Neural Architecture Search (NAS) is a field that, despite making progress, still encounters significant computational expenses and limited generalizability when applied to various datasets and search spaces. Our ICLR 2023 paper “Transfer NAS with Meta-Learned Bayesian Surrogates” is a research endeavour that aims to address these issues by employing Bayesian optimization in a combined space of datasets and network architectures. This approach leverages prior knowledge regarding architecture performance across different datasets while also ensuring exploration of the architecture space.
The proposed methodology utilizes a set encoder based on transformer models to encode the datasets, a graph neural network to encode the architectures, and a fully connected neural network to learn a joint embedding of these representations. Together, these components form the deep kernel that is used to perform Bayesian optimization in the joint space of datasets and neural architectures. The embeddings from the deep kernel are fed to a Gaussian Process surrogate for standard Bayesian optimization.

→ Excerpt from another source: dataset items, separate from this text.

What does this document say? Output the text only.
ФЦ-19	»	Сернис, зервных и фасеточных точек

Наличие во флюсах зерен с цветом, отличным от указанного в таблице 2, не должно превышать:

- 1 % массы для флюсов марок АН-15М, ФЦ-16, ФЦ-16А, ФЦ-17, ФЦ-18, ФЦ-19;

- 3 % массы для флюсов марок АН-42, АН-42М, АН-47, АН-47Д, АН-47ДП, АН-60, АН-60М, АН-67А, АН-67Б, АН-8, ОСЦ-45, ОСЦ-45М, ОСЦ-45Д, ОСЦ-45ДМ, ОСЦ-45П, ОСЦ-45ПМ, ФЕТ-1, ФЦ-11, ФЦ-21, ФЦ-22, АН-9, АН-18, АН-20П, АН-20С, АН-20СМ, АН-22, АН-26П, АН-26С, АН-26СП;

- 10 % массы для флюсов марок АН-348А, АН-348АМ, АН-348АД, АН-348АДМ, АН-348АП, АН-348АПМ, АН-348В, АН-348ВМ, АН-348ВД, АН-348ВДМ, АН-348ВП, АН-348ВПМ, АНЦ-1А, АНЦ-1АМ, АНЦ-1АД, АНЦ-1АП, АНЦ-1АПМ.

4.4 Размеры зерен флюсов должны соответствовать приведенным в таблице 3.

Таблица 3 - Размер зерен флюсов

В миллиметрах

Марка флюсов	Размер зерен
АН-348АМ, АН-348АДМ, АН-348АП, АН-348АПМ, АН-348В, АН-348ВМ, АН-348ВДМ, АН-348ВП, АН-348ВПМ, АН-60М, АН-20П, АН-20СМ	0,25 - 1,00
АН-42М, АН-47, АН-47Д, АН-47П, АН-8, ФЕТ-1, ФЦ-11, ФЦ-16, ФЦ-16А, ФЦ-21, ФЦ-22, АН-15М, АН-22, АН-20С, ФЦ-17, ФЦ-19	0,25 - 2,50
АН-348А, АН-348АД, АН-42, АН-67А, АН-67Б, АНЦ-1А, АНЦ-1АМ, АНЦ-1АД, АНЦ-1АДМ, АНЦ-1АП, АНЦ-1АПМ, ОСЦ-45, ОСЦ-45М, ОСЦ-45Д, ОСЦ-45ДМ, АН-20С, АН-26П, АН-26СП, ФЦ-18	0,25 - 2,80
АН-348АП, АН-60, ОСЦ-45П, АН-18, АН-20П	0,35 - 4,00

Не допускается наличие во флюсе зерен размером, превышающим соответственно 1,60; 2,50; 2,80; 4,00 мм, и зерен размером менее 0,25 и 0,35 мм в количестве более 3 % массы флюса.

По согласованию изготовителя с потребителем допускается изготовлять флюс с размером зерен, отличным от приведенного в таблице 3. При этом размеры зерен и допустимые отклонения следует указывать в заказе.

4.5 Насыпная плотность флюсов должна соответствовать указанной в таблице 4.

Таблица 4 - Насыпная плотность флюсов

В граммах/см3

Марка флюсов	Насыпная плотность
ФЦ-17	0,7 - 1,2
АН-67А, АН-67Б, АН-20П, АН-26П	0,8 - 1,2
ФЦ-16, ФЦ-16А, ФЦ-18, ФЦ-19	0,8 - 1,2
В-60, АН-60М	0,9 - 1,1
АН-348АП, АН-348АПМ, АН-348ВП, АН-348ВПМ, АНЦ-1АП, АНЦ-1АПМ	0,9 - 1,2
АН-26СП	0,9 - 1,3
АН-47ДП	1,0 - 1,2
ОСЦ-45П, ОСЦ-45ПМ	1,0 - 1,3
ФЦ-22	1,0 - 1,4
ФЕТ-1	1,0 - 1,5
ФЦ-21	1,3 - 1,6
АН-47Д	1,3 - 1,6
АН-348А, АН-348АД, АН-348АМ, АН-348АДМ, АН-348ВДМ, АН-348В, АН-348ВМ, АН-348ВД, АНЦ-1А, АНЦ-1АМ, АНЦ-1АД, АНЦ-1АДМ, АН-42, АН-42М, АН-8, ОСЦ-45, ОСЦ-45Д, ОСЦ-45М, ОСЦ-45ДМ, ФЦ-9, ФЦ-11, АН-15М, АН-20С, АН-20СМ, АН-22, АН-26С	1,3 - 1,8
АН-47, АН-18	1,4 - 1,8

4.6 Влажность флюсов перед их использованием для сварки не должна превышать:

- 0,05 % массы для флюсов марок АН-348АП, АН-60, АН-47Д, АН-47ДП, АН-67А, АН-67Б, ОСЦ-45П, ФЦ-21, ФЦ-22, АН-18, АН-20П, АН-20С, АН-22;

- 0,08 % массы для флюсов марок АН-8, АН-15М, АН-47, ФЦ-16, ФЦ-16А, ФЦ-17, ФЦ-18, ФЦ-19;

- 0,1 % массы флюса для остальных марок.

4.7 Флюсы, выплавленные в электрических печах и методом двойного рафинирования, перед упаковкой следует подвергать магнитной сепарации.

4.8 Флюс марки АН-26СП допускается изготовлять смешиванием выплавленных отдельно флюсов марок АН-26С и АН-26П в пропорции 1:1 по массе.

Transfer NAS (TNAS) excels in both anytime-performance and final performance, surpassing classical HPO methods like HEBO which won the 2020 NeurIPS blackbox optimization challenge, as well as NAS-adapted HPO methods like BANANAS and NASBOWL. It is also competitive with one-shot approaches in terms of runtime, and far more robust.
In future extensions of this work, it is possible to incorporate not only the interaction between architecture embeddings and dataset meta-features but also the hyperparameter configurations of the training pipeline. These hyperparameter configurations are known to have an impact on the performance of a given architecture.